Un chiffre en dehors des clous ne sonne pas forcément le glas du foie. Certains dosages de SGPT (ALAT) s’écartent des valeurs habituelles sans tirer la sonnette d’alarme, tandis qu’une stéatose hépatique qui débute peut se glisser sous le radar lors d’une analyse sanguine.
Les taux d’ALAT dans le sang montent et descendent au gré de nombreux paramètres : une boîte de médicaments anodins, une variation hormonale, un épisode métabolique ponctuel. Devant ces résultats parfois déroutants, établir la relation entre transaminases et atteinte hépatique demande plus qu’un simple coup d’œil aux chiffres. Il faut décoder, contextualiser, pour ne pas s’égarer.
Transaminases (ALAT et ASAT) : comprendre leur rôle pour mieux surveiller la santé du foie
Le foie orchestre le métabolisme, gère les déchets, synthétise, trie, filtre sans relâche. Pour surveiller ce chef d’orchestre, les professionnels de santé s’appuient sur quelques indicateurs-clés. Les transaminases figurent parmi les plus suivis. Deux d’entre elles retiennent l’attention : l’alanine aminotransférase (ALAT, ou SGPT) et l’aspartate aminotransférase (ASAT). Ces enzymes interviennent dans le métabolisme des acides aminés, nécessaires à la vitalité des cellules. À l’état normal, elles circulent à faible dose dans le sang, reflet du rythme naturel du renouvellement cellulaire hépatique.
Lorsque le taux de transaminases grimpe, cela signale la libération de ces enzymes, souvent lors de lésions des cellules hépatiques. Plusieurs circonstances peuvent provoquer cette élévation, dont voici les principales :
- stéatose hépatique
- hépatites virales ou auto-immunes
- consommation excessive d’alcool
- prise de certains médicaments
Devant une hausse isolée de l’ALAT, la prudence s’impose. Le médecin ne se contente pas du taux brut : il analyse le contexte global, compare le rapport ASAT/ALAT, observe l’évolution sur plusieurs prélèvements et recherche d’éventuels signes cliniques.
La prise de sang donne une photographie de l’état hépatique, mais ne remplace ni l’examen du patient, ni parfois l’imagerie. Les transaminases servent d’alerte, elles signalent un déséquilibre mais n’en dévoilent ni l’origine, ni la gravité. Parfois, une augmentation modérée reste discrète, révélant à peine une maladie hépatique chronique qui évolue sans bruit. Pour estimer l’état réel du foie, il faut croiser les résultats biologiques, les antécédents médicaux et les facteurs de risque, afin d’orienter la prise en charge.

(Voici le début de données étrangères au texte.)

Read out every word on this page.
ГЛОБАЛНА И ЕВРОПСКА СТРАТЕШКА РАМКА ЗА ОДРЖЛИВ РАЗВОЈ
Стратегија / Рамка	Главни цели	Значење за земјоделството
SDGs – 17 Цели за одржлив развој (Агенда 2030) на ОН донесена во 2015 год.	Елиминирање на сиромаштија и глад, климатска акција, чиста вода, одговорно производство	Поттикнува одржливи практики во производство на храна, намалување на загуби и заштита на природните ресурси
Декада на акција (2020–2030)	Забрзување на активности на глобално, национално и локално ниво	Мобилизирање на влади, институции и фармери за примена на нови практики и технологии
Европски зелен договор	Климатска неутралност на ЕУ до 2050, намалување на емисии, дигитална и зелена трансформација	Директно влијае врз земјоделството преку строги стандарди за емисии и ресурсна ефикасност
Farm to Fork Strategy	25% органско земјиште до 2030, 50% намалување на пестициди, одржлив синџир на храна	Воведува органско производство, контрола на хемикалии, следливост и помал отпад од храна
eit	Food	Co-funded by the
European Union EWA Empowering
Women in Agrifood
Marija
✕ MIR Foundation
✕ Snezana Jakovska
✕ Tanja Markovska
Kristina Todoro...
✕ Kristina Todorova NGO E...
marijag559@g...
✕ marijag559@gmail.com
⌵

SGPT (ALAT) et stéatose hépatique : ce que révèlent les variations de taux dans le bilan sanguin
Quand une SGPT (ALAT) s’élève dans les analyses, la stéatose hépatique arrive rapidement en tête des suspicions. L’accumulation de graisses dans les cellules du foie peut perturber l’organe, bien souvent sans provoquer de symptômes évidents. Cette hausse, généralement modérée, aiguillera le professionnel de santé vers une stéatopathie métabolique, en particulier chez les personnes présentant un syndrome métabolique (excès de poids, diabète, troubles lipidiques).
Une augmentation isolée de l’alanine aminotransférase n’indique que rarement un épisode aigu. Elle traduit le plus souvent un processus lent, parfois silencieux, où la fibrose hépatique s’installe à bas bruit. Le dosage des transaminases ne permet pas de mesurer l’intensité de la stéatose, ni de distinguer une simple surcharge graisseuse d’une évolution vers la NASH (stéatohépatite non alcoolique), voire la cirrhose.
Pour affiner l’évaluation, le médecin généraliste s’attache à d’autres éléments : présence d’antécédents familiaux de maladies du foie, exposition à des substances toxiques, habitudes de consommation d’alcool, profils lipidiques ou glycémiques. Si l’élévation persiste, on recourt alors à l’imagerie hépatique (échographie, FibroScan) et à d’autres marqueurs biologiques (GGT, phosphatases alcalines) pour apprécier le risque d’aggravation.
Le suivi médical s’appuie sur la répétition des analyses, car les anomalies enzymatiques hépatiques varient selon l’alimentation, la prise de médicaments ou l’existence d’une inflammation. L’échange constant entre biologiste et clinicien prend tout son sens pour interpréter ces oscillations et éviter de banaliser des résultats, en particulier chez les personnes exposées à des complications hépatiques.
La santé du foie ne se lit jamais en une seule prise de sang : elle s’écrit dans la durée, entre vigilance et adaptation, parfois dans les silences du laboratoire, parfois sous le regard attentif du médecin. Le vrai signal d’alerte, c’est souvent la petite variation qu’on ne remarque pas au premier coup d’œil.